Hi Everyone,
Im fairly new to optmodel, so this may be newbie question, but i've already spent alot of time on this and would appreciate greatly if you could help me out.
The objective:
I have two pools of clients that i am trying to pair based on some discreet criteria and their spend in a number of common weeks.
The objective is to find pairs that fulfill the criteria and minimize the sum of weekly differences between the pairs.
One client from each pool can be assigned to no more then one client from another pool.
The problem:
The code i wrote works fine as long as we have enough clients from the second pool to find a match for every client from the first pool. When that's not true, either due to the criteria, or simply not enough clients in pool 2 to find a match for every client in the pool1, the problems becomes infeasible.
This is not the behavior i am trying to achieve - what i would like to see in a situtation when its impossible to find a match for all the clients from pool1 is matching the best possible ones(so the ones minimizing the sum of differnces) and leaving out the infeasible ones.
An example:
I have prepared a simplified version of the code im using, that i think clearly showcases the problem:
/*Creating Datasets*/
data weeks;
do week = 201801 to 201810;
output;
end;
run;
/*5 clients in the first pool*/
data clients1;
do client_id = 1 to 5;
output;
end;
run;
/*only 4 clients in the second pool*/
data clients2;
do client_id = 101 to 104;
output;
end;
run;
data sales;
do client_id = 1 to 5;
do week = 201801 to 201810;
flag="clients1";
spends=1000*ranuni(1000);
output;
end;
end;
do client_id = 101 to 104;
do week = 201801 to 201810;
flag="clients2";
spends=1000*ranuni(1000);
output;
end;
end;
run;
proc optmodel;
set weeks;
read data weeks into weeks = [week];
/*clients 1*/
set clients1;
read data clients1 into clients1 = [client_id];
/*clients 2 spends per week */
num spends1 {clients1, weeks} init 0;
read data sales(where=(flag="clients1")) nomiss into [client_id week] spends1=spends;
/*clients2*/
set clients2;
read data clients2 into clients2 = [client_id];
/*clients 2 spends per week */
num spends2 {clients2, weeks} init 0;
read data sales(where=(flag="clients2")) nomiss into [client_id week] spends2=spends;
/*clients 1,2 matrix*/
set clientpairs = {c1 in clients1, c2 in clients2};
/*calculating the sum of absolute differences for each possible c1,c2 combination*/
impvar diff {<c1,c2> in clientpairs} = sum{w in weeks} abs(spends1[c1,w] - spends2[c2,w]);
/*finding the combination that minimizes the total sum of differences*/
var match {clientpairs} binary;
min total_diff = sum{<c1,c2> in clientpairs} diff[c1,c2]*match[c1,c2];
/*each client1 is present once(here is the problem, but removing this contraint causes no pair to match - minimizes differences)*/
con one_c1_max {c1 in clients1}:
sum {<(c1),c2> in clientpairs} match[c1,c2] = 1;
/*each client2 can not be matched to more than 1 client1*/
con one_c2_max {c2 in clients2}:
sum {<c1,(c2)> in clientpairs} match[c1,c2] <= 1;
solve;
create data res(where =(match = 1)) from [client1 client2] = {clients1, clients2} match diff;
quit;
proc sql;
select * from res;
quit;
Let me know if everything is clear and how you would approach this problem.
Regards,
Jakub
EDIT: I see that the code doesnt display properly, ive attached the original version.
One way to get what you want is to interchange the <= 1 and = 1 in your two constraints, so that each client1 is matched at most once and each client2 is matched exactly once.
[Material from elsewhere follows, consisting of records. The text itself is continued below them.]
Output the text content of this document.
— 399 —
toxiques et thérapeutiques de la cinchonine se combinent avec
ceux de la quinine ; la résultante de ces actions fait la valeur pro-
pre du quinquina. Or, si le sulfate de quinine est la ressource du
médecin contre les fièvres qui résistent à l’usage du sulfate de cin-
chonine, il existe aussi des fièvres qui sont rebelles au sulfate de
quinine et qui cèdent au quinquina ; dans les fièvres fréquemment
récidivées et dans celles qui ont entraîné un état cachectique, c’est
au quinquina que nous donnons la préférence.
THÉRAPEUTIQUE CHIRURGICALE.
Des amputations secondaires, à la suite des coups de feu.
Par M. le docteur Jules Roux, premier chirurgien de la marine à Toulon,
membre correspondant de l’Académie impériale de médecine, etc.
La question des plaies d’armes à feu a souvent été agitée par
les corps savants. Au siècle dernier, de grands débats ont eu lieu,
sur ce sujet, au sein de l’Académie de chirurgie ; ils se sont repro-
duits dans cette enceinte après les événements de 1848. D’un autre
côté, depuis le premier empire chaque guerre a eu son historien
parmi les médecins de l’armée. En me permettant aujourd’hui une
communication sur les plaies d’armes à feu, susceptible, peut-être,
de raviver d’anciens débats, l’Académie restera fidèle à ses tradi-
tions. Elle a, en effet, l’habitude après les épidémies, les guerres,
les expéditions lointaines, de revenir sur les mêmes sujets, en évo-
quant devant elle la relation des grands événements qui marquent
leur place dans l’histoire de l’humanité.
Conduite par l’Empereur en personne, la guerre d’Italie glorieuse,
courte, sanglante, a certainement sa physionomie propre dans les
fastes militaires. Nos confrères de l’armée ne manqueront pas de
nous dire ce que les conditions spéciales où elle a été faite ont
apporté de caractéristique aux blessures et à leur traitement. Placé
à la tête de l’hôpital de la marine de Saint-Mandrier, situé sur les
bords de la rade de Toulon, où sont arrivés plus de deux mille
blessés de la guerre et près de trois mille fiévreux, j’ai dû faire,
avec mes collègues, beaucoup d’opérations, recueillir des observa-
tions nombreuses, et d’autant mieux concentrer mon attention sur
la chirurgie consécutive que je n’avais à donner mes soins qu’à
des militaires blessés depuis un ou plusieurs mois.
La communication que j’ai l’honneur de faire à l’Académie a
The resulting optimal objective value is then 10197.831456.
Another approach is to instead use the network solver with the linear assignment algorithm (http://go.documentation.sas.com/?docsetId=ormpug&docsetTarget=ormpug_networksolver_details18.htm&doc...😞
set <num,num> ASSIGNMENTS;
solve with network / lap direction=directed links=(weight=diff) out=(assignments=ASSIGNMENTS);
create data res from [client1 client2] = ASSIGNMENTS diff;
In that case, you can just omit the VAR, MIN, and CON statements.
Also, it is more efficient to use NUM instead of IMPVAR when the right-hand side does not depend on variables:
/* impvar diff {<c1,c2> in clientpairs} = sum{w in weeks} abs(spends1[c1,w] - spends2[c2,w]);*/
num diff {<c1,c2> in clientpairs} = sum{w in weeks} abs(spends1[c1,w] - spends2[c2,w]);
Finally, the WHERE condition match = 1 is dangerous because binary variables can be slightly fractional (up to INTTOL):
It is safer to use a loose comparison:
create data res(where =(match > 0.5)) from [client1 client2] = {clients1, clients2} match diff;
One way to get what you want is to interchange the <= 1 and = 1 in your two constraints, so that each client1 is matched at most once and each client2 is matched exactly once. The resulting optimal objective value is then 10197.831456.
Another approach is to instead use the network solver with the linear assignment algorithm (http://go.documentation.sas.com/?docsetId=ormpug&docsetTarget=ormpug_networksolver_details18.htm&doc...😞
set <num,num> ASSIGNMENTS;
solve with network / lap direction=directed links=(weight=diff) out=(assignments=ASSIGNMENTS);
create data res from [client1 client2] = ASSIGNMENTS diff;
In that case, you can just omit the VAR, MIN, and CON statements.
Also, it is more efficient to use NUM instead of IMPVAR when the right-hand side does not depend on variables:
/* impvar diff {<c1,c2> in clientpairs} = sum{w in weeks} abs(spends1[c1,w] - spends2[c2,w]);*/
num diff {<c1,c2> in clientpairs} = sum{w in weeks} abs(spends1[c1,w] - spends2[c2,w]);
Finally, the WHERE condition match = 1 is dangerous because binary variables can be slightly fractional (up to INTTOL):
It is safer to use a loose comparison:
create data res(where =(match > 0.5)) from [client1 client2] = {clients1, clients2} match diff;
Hi Rob,
Thanks for a quick reply!
The first solution indeed should solve it. This however was just an example, so i need to write a code that works in all possible cases. But still, I could check which set, c1 or c2, has more observations and then conditionally define constraints, I suppose, so thanks for the tip!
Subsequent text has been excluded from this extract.